7 Popper disagreed. He believed that the practical consequences of the supposed moral symmetry were also dangerous. “Philosophers should consider the fact that the greatest happiness principle can easily be made an excuse for a benevolent dictatorship. We should replace it by a more modest and more realistic principle: the principle that the fight against avoidable misery should be a recognized aim of public policy, while the increase of happiness should be left, in the main, to private initiative.”

8 “I believe that there is, from the ethical point of view, no symmetry between suffering and happiness, or between pain and pleasure.
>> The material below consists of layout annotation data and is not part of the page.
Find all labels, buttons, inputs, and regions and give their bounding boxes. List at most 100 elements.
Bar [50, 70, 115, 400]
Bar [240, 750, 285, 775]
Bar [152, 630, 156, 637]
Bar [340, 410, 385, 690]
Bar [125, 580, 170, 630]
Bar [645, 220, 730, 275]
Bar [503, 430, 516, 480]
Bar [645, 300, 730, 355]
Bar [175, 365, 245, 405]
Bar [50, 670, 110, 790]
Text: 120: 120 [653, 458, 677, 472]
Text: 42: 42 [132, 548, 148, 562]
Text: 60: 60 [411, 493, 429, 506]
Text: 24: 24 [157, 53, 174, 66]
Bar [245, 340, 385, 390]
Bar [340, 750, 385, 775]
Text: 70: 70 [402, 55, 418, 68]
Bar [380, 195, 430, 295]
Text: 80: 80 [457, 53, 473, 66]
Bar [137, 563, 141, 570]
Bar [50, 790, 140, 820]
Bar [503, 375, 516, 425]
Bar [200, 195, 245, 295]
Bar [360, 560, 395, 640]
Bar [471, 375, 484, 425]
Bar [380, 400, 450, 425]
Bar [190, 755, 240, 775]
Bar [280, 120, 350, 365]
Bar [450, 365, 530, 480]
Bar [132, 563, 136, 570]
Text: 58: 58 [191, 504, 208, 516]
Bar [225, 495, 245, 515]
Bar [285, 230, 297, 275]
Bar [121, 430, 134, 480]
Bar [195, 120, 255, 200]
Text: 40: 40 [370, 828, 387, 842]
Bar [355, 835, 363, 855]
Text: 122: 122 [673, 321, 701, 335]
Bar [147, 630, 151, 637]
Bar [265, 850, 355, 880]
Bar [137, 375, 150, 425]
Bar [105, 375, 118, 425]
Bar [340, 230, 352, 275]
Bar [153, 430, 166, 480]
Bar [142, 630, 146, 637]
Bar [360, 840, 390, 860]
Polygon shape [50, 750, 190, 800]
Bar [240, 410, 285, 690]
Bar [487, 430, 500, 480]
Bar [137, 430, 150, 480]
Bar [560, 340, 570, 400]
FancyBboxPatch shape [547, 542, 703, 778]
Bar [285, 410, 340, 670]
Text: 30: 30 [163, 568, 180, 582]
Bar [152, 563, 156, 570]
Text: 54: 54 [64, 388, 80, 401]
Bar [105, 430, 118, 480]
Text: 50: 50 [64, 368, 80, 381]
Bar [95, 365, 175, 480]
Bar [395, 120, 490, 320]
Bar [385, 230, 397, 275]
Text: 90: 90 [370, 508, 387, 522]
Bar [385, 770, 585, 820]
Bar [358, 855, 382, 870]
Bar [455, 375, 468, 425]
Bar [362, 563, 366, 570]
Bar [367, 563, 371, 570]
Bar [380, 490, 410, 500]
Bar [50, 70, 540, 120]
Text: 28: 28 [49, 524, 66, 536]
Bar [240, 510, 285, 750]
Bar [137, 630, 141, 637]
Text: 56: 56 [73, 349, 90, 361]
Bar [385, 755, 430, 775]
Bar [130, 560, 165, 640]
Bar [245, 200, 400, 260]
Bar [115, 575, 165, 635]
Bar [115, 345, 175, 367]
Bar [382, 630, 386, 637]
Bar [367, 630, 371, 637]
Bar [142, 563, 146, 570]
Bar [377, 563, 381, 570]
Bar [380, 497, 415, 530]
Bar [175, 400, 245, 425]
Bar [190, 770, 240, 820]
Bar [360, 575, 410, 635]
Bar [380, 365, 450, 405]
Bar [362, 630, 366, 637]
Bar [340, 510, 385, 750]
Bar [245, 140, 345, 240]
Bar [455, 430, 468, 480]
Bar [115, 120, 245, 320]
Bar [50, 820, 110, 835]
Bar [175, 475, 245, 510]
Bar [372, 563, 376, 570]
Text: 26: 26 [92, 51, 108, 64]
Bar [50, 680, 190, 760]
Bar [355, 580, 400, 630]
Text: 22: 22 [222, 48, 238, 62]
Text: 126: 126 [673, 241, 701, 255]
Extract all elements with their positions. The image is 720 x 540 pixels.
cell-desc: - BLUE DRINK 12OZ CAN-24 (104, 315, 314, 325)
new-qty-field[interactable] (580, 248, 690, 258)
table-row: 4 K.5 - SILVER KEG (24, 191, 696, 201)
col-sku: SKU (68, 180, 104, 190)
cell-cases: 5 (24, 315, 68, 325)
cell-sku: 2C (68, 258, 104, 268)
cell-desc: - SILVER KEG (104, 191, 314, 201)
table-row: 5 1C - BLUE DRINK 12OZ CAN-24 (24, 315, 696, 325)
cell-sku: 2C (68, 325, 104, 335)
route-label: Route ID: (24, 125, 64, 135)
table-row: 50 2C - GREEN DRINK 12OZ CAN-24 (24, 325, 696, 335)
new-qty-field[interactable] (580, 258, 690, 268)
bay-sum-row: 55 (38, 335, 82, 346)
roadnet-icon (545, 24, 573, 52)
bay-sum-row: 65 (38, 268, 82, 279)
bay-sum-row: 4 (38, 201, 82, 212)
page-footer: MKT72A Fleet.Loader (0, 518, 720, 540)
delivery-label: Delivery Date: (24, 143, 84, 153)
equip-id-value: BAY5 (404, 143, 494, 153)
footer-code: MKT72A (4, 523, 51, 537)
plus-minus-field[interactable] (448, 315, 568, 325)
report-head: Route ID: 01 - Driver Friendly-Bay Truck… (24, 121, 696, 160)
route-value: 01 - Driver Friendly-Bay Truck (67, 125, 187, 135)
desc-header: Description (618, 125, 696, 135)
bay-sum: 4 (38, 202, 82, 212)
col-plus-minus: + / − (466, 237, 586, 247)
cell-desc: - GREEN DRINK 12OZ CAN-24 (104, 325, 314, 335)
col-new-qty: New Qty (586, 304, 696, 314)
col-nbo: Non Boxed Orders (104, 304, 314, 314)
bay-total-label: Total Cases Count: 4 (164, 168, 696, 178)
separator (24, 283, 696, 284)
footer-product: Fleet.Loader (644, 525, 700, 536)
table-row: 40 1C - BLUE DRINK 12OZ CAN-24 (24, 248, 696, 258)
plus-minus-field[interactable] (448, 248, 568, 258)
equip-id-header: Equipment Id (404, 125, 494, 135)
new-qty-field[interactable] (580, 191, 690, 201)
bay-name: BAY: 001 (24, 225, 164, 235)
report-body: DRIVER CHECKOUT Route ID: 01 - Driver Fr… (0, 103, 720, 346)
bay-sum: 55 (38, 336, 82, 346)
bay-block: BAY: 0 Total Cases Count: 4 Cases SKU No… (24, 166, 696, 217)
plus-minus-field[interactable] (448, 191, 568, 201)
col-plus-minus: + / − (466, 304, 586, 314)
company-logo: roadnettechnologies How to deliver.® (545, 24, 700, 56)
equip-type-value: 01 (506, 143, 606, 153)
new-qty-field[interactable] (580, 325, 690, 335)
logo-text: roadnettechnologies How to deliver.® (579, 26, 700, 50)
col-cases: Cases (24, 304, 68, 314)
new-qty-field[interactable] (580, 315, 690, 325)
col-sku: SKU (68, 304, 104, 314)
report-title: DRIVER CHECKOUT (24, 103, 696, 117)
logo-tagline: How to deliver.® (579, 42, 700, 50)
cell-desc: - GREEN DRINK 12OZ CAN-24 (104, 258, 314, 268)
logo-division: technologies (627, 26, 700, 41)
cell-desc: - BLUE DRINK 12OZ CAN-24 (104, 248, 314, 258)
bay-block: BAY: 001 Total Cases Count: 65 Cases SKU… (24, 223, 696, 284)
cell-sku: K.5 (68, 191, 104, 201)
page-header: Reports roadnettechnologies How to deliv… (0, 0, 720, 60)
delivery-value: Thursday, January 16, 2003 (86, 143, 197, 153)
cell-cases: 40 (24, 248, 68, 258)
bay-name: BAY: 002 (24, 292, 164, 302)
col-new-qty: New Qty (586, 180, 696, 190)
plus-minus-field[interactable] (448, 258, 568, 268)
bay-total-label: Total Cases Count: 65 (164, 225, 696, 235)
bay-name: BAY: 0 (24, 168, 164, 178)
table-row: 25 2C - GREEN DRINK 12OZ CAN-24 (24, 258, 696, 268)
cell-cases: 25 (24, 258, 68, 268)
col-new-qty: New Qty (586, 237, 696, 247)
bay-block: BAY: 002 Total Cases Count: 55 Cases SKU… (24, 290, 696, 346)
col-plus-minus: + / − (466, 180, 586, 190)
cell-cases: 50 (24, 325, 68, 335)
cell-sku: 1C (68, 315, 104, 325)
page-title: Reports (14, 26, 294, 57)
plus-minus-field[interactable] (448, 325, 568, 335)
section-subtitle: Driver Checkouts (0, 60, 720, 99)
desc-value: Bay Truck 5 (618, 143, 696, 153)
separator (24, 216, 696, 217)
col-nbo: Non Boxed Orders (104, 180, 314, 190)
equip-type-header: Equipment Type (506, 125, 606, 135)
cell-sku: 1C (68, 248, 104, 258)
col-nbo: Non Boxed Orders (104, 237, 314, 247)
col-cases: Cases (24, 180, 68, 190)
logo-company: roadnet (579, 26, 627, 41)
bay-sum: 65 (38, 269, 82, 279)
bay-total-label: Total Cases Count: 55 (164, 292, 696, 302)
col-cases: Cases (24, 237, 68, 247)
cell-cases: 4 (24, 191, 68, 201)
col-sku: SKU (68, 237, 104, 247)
Both the greatest happiness principle of the Utilitarians and Kant’s principle, promote other people’s happiness..., [and] seem to me (at least in their formulations) fundamentally wrong in this point, which is, however, not one for rational argument.... In my opinion... human suffering makes a direct moral appeal for help, while there is no similar call to increase the happiness of a man who is doing well anyway.” Karl Popper (The Open Society and Its Enemies, 1952)

9 Popper believed that by acting to minimise suffering, we avoid the terrible risks of ‘utopianism’, by which he had in mind the communist and fascist dictatorships of the twentieth century. “Those who promise us paradise on earth never produced anything but a hell.” A staunch advocate of the ‘open society’, Popper defended ‘piecemeal social engineering’ rather than grandiose state planning.